Just ask chat? Why are LLMs so inaccurate? — Platform Journalism

AI is a big deal at the moment. Grants are given to research that involves AI. Job ads are asking for AI knowledge or skills. And the first step in learning for many undergraduates, fresh out of high school, is to “just ask chat”. What’s more, the newest version of ChatGPT apparently has “ new PhD a

Platform Journalism

@Platform_Journalism This ain't rocket science. Current generation #LLMs have no semantic layer: they have no model of the world, and no concept of truth. When they are right, it's entirely by accident.

They generate sequences of tokens. The sequences of tokens they generate are probable, given the statistical distribution of similar sequences in texts they have ingested. But there is no concept of meaning there.

People use them in research because they also don't care about truth.

@Platform_Journalism As the writer says "Despite being a big deal, I can’t seem to find any good uses for LLMs." Exactly. They are automated deception. Nothing else. 😭🤬
@Platform_Journalism The best test of LLMs is to do exactly what you did: ask it about something you know well. Every type of misrepresentation and inaccuracy in that response is present in *all* responses to querys, you just don’t notice them because if you’re using an LLM to tell you about it you are presumably not knowledgeable about that topic.

@beasom @Platform_Journalism I had this same problem with the academic system. I thankfully did courses I was already trained in and had to point out the many problems with their content they were delivering.

Some courses I had to demand a refund after proving there was too many mistakes and I didn't want to continue into areas I didn't know due to the number of identified problems with their course material.

@Platform_Journalism The results are problematic but they not just singular, they are compounded I have found in my experiments. You have the underlying system of token generation being probabilistic with a temperature to create forced randomness becuase it creates more human like striings of text and is more believable.

On top of this you have a guiding principled prompt for most main stream systems that are more there for business purposes. So re-inforcing engagement and helpfulness as primary principles of what they deliver.

And further on top of this you have additional systems that may tweak both incoming and outgoing messages and controlling further injected context (you may not see) into the conversation. All together these pull away from particular elements that professionals should typically be after.

My view is that what is "professional" these days is more about feel than metric assessment. So LLMs are very good at create an emotional interpretation that many are happy enough with.

I have a recommendation for you to try if you haven't. Give Claude a try. It still has all the same issue, but I find Anthropic at least try to address some of these things better than ChatGPT or Gemini. They also at least try to do better research on demonstrating some of these concerns and what causes them.

Still far from perfect though.

As for what can they be used for.

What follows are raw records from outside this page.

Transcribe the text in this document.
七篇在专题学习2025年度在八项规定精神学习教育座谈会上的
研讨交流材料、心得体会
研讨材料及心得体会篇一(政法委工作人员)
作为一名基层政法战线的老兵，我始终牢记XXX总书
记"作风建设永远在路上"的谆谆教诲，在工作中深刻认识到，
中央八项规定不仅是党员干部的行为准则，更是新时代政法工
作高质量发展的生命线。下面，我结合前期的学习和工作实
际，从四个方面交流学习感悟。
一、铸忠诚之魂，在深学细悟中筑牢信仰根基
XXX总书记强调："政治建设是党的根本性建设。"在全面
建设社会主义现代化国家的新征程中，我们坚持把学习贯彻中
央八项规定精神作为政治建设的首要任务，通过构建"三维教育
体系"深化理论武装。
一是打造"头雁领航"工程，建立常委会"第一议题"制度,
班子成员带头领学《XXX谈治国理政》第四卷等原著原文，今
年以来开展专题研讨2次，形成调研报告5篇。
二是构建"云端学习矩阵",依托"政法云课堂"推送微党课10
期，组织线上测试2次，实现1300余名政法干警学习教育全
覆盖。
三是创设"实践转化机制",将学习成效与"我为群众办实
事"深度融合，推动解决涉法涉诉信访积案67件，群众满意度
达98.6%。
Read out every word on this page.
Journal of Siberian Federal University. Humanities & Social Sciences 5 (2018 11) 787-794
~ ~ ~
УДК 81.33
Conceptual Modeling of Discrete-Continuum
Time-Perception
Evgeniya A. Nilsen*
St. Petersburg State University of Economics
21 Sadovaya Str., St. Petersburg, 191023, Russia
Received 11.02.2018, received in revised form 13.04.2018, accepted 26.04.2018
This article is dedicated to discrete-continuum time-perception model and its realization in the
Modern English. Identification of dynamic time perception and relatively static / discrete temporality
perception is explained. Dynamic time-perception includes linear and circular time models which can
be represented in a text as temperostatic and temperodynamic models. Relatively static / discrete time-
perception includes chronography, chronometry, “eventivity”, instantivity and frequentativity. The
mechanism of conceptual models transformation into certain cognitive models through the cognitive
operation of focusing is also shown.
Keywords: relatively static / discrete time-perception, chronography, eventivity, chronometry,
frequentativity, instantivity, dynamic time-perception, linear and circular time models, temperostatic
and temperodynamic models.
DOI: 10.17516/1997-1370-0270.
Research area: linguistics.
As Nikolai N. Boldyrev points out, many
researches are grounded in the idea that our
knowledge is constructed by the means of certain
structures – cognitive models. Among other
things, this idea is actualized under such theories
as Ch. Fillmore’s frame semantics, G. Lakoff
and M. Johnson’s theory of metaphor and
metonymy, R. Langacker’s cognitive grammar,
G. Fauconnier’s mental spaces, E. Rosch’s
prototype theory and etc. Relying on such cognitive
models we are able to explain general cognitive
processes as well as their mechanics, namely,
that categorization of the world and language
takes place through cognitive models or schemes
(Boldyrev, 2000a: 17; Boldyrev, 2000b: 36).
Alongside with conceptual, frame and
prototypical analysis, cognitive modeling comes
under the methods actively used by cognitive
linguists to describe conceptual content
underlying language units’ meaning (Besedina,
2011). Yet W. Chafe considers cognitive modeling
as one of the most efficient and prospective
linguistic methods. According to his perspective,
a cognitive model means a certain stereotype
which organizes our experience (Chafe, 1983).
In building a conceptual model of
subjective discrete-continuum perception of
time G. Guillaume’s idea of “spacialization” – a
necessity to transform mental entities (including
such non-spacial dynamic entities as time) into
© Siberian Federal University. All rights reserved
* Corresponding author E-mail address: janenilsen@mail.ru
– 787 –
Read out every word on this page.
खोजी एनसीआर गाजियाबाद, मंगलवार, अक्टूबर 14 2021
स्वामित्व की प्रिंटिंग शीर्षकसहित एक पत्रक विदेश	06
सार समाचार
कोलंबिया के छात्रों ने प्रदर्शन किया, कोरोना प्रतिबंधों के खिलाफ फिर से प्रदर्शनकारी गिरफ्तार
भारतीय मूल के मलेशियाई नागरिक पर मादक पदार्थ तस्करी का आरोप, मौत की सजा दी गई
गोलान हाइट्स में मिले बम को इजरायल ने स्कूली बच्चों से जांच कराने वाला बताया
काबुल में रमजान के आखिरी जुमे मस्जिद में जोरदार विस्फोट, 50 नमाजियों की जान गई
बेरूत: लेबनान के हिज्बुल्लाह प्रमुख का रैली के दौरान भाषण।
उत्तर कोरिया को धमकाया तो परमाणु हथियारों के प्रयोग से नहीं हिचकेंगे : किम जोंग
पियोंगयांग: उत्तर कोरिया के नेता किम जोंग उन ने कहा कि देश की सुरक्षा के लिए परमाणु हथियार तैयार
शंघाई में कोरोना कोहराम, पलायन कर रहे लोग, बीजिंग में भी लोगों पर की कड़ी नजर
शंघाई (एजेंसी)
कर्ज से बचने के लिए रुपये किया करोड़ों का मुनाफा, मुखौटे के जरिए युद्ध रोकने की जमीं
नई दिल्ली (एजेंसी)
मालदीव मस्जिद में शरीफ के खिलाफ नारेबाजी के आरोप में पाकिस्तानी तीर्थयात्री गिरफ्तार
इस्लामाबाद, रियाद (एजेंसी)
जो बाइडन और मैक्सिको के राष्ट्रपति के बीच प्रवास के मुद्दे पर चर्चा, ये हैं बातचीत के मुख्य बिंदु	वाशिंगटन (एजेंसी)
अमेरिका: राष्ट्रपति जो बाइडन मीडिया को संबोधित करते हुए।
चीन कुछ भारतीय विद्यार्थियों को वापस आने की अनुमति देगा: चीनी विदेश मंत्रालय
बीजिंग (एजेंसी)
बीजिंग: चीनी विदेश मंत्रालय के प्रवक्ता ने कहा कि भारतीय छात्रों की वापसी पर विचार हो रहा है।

They are reasonable for being a rough sounding board. When I need to solve something technical like a function and it's syntax I will usually engage with it when it's something I'm not that familiar with to get ideas of things I should look for. I'd say I get a benefit like 1 in 5 things, but it's sometimes quicker than pushing through google. It's also better at summarising search results, which I can verify when I go to a link. So it has some uses.